Il indique qu’il n’a pas été fait état de ces actes devant le premier juge car la période retenue par ce dernier au titre de la péremption n’était pas celle soulevée par le défendeur, soit du 20 août 2015 au 13 décembre 2018, au cours de laquelle elle justifie de différentes communications, étant rappelé qu’il s’agit d’une procédure orale, de sorte que les parties n’ont pas de diligence autres à accomplir que de demander la fixation de l’affaire, qu’en tout état de cause il ne s’est jamais écoulé plus d’une année entre les diligences effectuées par le demandeur ou le défendeur.
Il estime qu’en tout état de cause ces actes se rapportent nécessairement à la procédure régulièrement enrôlée, car versés dans le cadre de cette instance.
Il expose encore que son assignation était au demeurant parfaitement recevable en ce que la cour de cassation retient que l’habilitation peut intervenir postérieurement à la délivrance de l’assignation jusqu’à ce que le juge statue, qu’en l’espèce deux assemblées générales ont ainsi régularisé la situation.
Sur le fond il expose que le SDC Les Cavaliers a été condamné le 05 juillet 2013 par ordonnance du président du tribunal de grande instance de Toulon statuant en référé à exécuter les travaux de reprise de la canalisation d’évacuation des eaux pluviales longeant sa copropriété et celle de La Cabridelle I, sous astreinte de 150€ par jour de retard, à défaut d’exécution dans les trois mois de la signification de la décision, que l’ordonnance a été régulièrement +été signifiée le 18 juillet 2013, de sorte que le délai pour réaliser les travaux est expiré depuis le 18 octobre 2013, et qu’en dépit des engagements du SDC Les Cavaliers les travaux n’ont été exécutés que le 26 mai 2014, alors qu’aucun empêchement ne préexistait à la réalisation de ces travaux, ceux ci n’étant effectués qu’au regard de l’assignation diligentée en liquidation de l’astreinte.

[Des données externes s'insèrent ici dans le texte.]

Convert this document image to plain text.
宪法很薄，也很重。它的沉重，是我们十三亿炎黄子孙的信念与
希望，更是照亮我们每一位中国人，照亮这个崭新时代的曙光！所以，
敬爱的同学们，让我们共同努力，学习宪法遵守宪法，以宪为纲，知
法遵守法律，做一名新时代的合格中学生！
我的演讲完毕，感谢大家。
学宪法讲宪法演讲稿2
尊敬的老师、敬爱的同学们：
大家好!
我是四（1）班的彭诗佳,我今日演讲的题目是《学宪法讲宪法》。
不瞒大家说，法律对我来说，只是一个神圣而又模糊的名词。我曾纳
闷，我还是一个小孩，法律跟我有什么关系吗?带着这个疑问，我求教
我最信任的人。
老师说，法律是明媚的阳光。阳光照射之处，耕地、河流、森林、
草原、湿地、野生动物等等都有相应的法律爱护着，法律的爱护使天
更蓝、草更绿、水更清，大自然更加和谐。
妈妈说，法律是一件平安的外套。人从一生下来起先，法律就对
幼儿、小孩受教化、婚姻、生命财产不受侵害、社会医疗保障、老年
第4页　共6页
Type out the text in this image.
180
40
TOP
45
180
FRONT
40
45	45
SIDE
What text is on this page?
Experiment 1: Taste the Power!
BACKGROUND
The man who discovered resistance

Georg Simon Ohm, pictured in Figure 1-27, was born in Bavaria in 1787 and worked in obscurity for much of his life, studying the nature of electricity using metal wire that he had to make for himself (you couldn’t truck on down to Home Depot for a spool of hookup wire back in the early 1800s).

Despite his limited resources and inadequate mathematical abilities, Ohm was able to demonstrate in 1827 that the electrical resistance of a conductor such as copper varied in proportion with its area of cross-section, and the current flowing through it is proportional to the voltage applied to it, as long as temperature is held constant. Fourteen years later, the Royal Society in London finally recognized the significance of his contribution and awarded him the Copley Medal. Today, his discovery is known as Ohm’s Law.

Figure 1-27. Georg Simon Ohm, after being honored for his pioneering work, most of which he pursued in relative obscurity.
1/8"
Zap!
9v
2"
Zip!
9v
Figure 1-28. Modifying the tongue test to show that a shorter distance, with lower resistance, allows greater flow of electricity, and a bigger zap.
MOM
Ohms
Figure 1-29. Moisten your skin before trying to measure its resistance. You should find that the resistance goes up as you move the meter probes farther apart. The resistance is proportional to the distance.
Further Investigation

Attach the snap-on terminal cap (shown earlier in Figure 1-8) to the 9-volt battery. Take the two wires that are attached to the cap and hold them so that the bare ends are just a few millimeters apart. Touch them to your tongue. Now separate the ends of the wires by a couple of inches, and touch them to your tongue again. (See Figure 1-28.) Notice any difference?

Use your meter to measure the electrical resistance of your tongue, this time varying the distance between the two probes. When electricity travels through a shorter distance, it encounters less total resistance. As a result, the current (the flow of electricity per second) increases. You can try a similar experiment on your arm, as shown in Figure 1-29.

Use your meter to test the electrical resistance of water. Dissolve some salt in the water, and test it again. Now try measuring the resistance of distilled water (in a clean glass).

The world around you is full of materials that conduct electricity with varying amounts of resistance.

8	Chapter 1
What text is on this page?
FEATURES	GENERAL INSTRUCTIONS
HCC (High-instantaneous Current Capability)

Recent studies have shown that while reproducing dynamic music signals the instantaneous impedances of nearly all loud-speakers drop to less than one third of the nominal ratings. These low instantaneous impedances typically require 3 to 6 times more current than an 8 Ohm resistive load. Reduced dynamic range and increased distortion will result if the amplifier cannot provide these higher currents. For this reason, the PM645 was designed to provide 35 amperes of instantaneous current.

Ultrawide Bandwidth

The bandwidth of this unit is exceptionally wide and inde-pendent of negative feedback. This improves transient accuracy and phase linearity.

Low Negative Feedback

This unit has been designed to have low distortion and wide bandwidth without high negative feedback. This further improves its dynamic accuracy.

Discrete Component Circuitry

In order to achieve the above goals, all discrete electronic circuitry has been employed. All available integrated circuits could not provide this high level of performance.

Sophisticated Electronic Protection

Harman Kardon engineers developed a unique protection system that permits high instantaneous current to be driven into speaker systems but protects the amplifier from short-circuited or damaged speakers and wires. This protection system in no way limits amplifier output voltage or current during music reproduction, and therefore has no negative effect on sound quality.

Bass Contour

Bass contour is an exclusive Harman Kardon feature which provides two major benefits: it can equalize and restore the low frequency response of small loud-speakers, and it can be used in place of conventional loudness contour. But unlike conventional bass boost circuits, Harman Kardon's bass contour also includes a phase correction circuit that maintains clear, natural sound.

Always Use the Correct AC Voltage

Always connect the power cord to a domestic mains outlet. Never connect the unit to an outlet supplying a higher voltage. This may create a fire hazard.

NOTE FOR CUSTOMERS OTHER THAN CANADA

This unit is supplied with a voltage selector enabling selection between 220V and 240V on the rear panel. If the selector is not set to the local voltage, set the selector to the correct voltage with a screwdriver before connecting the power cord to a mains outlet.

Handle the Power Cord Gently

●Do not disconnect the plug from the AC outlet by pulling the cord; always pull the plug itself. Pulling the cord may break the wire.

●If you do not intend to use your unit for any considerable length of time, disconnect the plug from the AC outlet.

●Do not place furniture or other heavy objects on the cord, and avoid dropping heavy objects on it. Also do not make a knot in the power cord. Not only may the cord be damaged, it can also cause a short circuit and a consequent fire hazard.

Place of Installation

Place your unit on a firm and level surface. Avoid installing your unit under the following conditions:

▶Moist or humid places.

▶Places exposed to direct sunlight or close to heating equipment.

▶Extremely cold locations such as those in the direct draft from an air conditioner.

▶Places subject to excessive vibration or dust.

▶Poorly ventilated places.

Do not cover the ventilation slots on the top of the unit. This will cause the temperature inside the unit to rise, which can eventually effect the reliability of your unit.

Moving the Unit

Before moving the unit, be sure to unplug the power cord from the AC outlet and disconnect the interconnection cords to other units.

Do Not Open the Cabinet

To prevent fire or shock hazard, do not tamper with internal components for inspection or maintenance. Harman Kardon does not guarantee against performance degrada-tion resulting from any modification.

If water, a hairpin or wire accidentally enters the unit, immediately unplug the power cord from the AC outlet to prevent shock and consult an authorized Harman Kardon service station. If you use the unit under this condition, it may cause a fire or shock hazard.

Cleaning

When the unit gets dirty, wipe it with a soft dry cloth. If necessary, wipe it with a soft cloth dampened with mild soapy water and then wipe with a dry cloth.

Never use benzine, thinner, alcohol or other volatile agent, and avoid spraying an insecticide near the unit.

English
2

Dans ses écritures notifiées par RPVA le 09 juillet 2020, auxquelles il convient de se référer, SDC de la résidence Les Cavaliers demande à la cour, au visa des articles 383, 386 du Code de procédure civile et L.131-4 du Code des procédures civiles d’exécution de :
— confirmer le jugement entrepris,
— juger que les demandes formées par le SDC La Cabridelle I sont périmées,
— rejeter toutes les demandes formées par le SDC La Cabridelle I,
— condamner le SDC de la résidence La Cabridelle I à lui verser la somme de 2500€ en application des dispositions de l’article 700 du Code de procédure civile outre aux dépens.
Il indique que préalablement à la délivrance de l’assignation devant le premier juge en date du 06 mars 2014, le syndic devait s’agissant d’une demande de liquidation d’astreinte, y avoir été autorisé par une décision de l’assemblée générale, qu’il n’a justifié que d’une autorisation postérieure datée du 23 avril 2015, délivrant dès lors une seconde assignation en date du 20 août 2015.
L’intimé précise que cette autorisation n’était pas régulière, en ce qu’elle ne désignait pas le syndic mais Maître X Y, que le SDC La Cabridelle I est irrecevable en ses demandes, en raison de défaut d’une autorisation expresse du syndic à agir à la présente procédure.
Il rappelle que l’affaire a été retirée du rôle du juge de l’exécution le 28 mars 2017 à la demande expresse du SDC de la résidence La Cabridelle I, lequel a demandé le réenrôlement de cette affaire, le juge de l’exécution constatant alors la péremption de l’instance en l’absence de diligence accomplie pendant deux ans.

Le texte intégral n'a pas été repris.